Les investissements privés sont aussi en augmentation en Espagne. L'an dernier, le constructeur automobile Stellantis, ainsi que CATL, une entreprise chinoise de fabrication de batteries, ont annoncé la construction d'une nouvelle usine de batteries à Saragosse. Par ailleurs, le fabricant automobile chinois Chery International a annoncé choisir Barcelone pour la construction de sa première usine de batteries en Europe.
L'arrivée de centaines de milliers d'immigrés, venus occuper des postes vacants dans le domaine de la construction, de la santé et des services, est aussi un atout pour l'économie espagnole. Depuis 2019, la main-d'œuvre étrangère a augmenté d'environ 1,2 millions de personnes, essentiellement originaires d'Amérique latine. Pour autant, il s'agit d'une main-d'œuvre peu qualifiée, avec des bas salaires, ce qui relativise l'ampleur de la croissance qu'elle apporte à l'économie du pays. Les résultats de l'économie espagnole demeurent toutefois supérieurs à ceux du Canada et du Royaume-Uni, qui ont eux aussi connu un boom migratoire semblable avant et après la pandémie, mais dont le PIB par personne a baissé sur la même période.
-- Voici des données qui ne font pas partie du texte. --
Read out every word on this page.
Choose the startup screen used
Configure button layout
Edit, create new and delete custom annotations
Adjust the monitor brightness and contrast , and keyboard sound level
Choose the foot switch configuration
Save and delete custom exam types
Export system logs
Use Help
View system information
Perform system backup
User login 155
La forte croissance de l'Espagne ne doit pas masquer ses importantes faiblesses économiques. D'abord, son taux de chômage, qui était encore à 10,6 % au dernier trimestre 2024. Il s'agit du taux le plus élevé de l'Union européenne, quatre points au-dessus de la moyenne de la zone euro (5,9 %). Une bonne nouvelle toutefois : le chômage est au plus bas depuis la crise de 2008. L'autre défi économique de l'Espagne est l'ampleur de ses dépenses publiques, qui s'élevaient à 59 % de son PIB en 2024. Ce taux, bien que comparable avec celui de l'Italie (54 %) l'an dernier, est le plus élevé d'Europe. Le problème majeur est que la dépense publique est surtout financée par la dette, qui s'élève à 104,5 % du PIB espagnol. Avec l'épuisement des fonds européens du programme NGUE, celle-ci devrait croître dans les prochaines années. La dette régionale est un autre sujet de préoccupation pour le pays. Celle-ci s'élevait à 328,9 milliards d'euros en 2024 et représentait 22,2 % du PIB espagnol.
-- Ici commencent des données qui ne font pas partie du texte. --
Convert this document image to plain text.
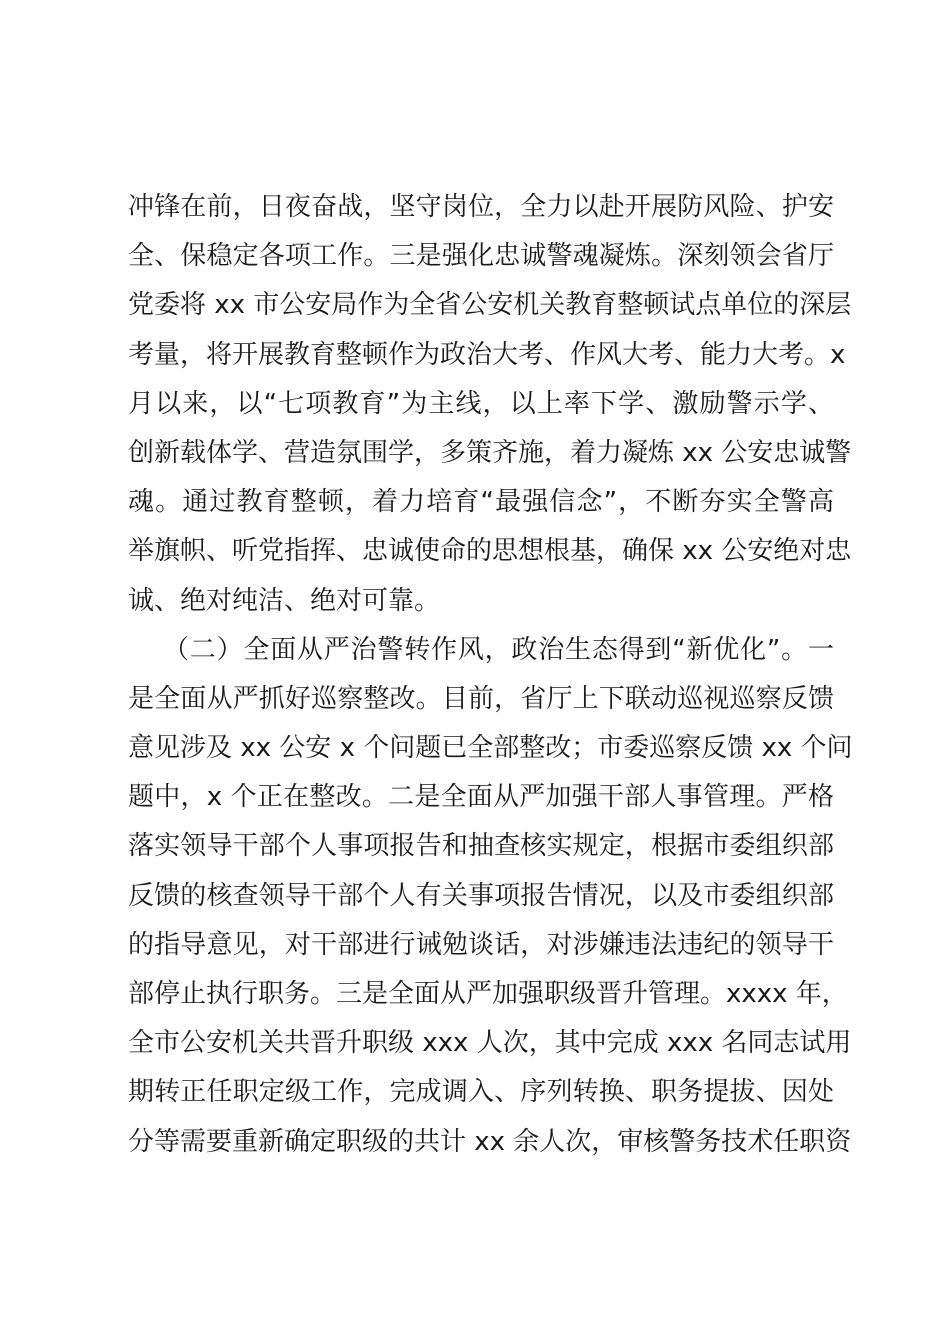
冲锋在前，日夜奋战，坚守岗位，全力以赴开展防风险、护安
全、保稳定各项工作。三是强化忠诚警魂凝炼。深刻领会省厅
党委将 xx 市公安局作为全省公安机关教育整顿试点单位的深层
考量，将开展教育整顿作为政治大考、作风大考、能力大考。x
月以来，以“七项教育”为主线，以上率下学、激励警示学、
创新载体学、营造氛围学，多策齐施，着力凝炼 xx 公安忠诚警
魂。通过教育整顿，着力培育“最强信念”，不断夯实全警高
举旗帜、听党指挥、忠诚使命的思想根基，确保 xx 公安绝对忠
诚、绝对纯洁、绝对可靠。
（二）全面从严治警转作风，政治生态得到“新优化”。一
是全面从严抓好巡察整改。目前，省厅上下联动巡视巡察反馈
意见涉及 xx 公安 x 个问题已全部整改；市委巡察反馈 xx 个问
题中，x 个正在整改。二是全面从严加强干部人事管理。严格
落实领导干部个人事项报告和抽查核实规定，根据市委组织部
反馈的核查领导干部个人有关事项报告情况，以及市委组织部
的指导意见，对干部进行诫勉谈话，对涉嫌违法违纪的领导干
部停止执行职务。三是全面从严加强职级晋升管理。xxxx 年，
全市公安机关共晋升职级 xxx 人次，其中完成 xxx 名同志试用
期转正任职定级工作，完成调入、序列转换、职务提拔、因处
分等需要重新确定职级的共计 xx 余人次，审核警务技术任职资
L'image d'un pays en croissance est très positive pour le Premier ministre socialiste Pedro Sanchez, dont la cote de popularité est la plus élevée en Espagne aujourd'hui : 43 % des Espagnols disent le préférer comme Premier ministre et le placent ainsi devant ses concurrents du Parti populaire, de centre-droit, le PP. La popularité du parti socialiste espagnol, PSOE, demeure en revanche contestée. Selon le dernier sondage de Europe Elects, le PSOE serait sérieusement devancé par le PP, qui bénéficie du soutien de 34 % de la population, contre 28 % pour le parti de Pedro Sanchez. Le parti conservateur Vox arrive troisième et enregistre 14 % des voix, son plus haut score depuis sa fondation.
Il reste désormais deux ans à Pedro Sánchez pour prouver qu'il est capable de relever l'économie de son pays durablement. La stabilité de sa coalition avec le parti de gauche Sumar sera un facteur déterminant pour sa future popularité.